A locust invasion is swarming across parts of Ethiopia, Somalia and Kenya, destroying crops and pastureland in its wake. The United Nations says this is the worst outbreak of its kind in 25 years for Ethiopia and Somalia, and the worst Kenya has seen in 70 years.
U.N. agencies warn the locusts are likely to spread even farther across East Africa unless immediate action is taken to rid the region of the pests.
Jens Laerke, spokesman for the Office for the Coordination of Humanitarian Affairs, told VOA the U.N. has released $10 million from its Central Emergency Response Fund to counter the outbreak.
"It is an early intervention to try to nip this in the bud," he said. "But it is clear that also the countries affected are very much alert on this and doing their best to prevent it from spreading any further."
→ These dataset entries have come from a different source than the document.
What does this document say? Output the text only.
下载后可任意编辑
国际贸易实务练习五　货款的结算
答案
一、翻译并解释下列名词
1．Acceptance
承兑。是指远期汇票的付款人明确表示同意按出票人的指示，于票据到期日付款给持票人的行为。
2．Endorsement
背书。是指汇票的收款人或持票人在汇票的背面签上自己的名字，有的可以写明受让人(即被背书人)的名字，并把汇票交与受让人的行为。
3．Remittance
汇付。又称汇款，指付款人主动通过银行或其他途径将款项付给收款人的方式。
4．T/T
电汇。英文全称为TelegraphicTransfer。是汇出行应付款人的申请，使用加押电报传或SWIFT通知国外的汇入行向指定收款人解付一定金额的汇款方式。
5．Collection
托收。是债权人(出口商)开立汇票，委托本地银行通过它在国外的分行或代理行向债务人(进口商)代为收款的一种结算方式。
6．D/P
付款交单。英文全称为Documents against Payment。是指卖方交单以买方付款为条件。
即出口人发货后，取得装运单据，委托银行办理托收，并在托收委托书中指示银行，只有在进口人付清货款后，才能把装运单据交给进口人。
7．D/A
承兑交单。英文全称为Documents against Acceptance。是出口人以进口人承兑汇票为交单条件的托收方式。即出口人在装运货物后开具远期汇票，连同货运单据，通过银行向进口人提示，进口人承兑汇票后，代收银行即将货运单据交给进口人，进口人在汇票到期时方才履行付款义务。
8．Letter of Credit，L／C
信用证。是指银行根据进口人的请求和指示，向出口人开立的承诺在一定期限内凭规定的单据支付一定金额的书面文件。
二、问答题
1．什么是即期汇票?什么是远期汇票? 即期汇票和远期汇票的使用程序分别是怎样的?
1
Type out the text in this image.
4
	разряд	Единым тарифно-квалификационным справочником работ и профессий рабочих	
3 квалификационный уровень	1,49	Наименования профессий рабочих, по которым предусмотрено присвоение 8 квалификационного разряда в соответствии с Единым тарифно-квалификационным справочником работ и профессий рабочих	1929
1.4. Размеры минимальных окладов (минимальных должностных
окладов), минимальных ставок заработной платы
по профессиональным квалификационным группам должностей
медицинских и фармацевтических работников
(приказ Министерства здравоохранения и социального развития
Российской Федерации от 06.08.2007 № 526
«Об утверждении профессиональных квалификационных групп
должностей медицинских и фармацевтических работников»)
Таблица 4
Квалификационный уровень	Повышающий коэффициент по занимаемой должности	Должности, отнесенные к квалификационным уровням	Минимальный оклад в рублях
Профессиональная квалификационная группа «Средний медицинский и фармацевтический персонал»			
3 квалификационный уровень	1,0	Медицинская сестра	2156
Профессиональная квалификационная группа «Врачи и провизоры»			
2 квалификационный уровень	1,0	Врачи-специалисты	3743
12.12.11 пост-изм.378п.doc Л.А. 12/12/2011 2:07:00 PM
Laerke said a lot more money than the initial U.N. contribution will be required to tackle the locust plague, which already is devastating the lives and livelihoods of thousands of people.
"This desert locust is among the most dangerous migratory pests in the world," he said. "A single locust can travel 150 kilometers and eat its own weight in food — about two grams — each day. A small swarm can consume the equivalent of food for 35,000 people in one day."
Aerial pesticide spraying is considered the best way to get rid of the locust swarms. U.N. officials say a large-scale spraying operation must begin now, before the rains start in March and the locust-breeding season begins.
The U.N. warns that locusts reproduce rapidly and, if left unchecked, their current numbers could grow 500 times by June, when the main cropping season gets under way.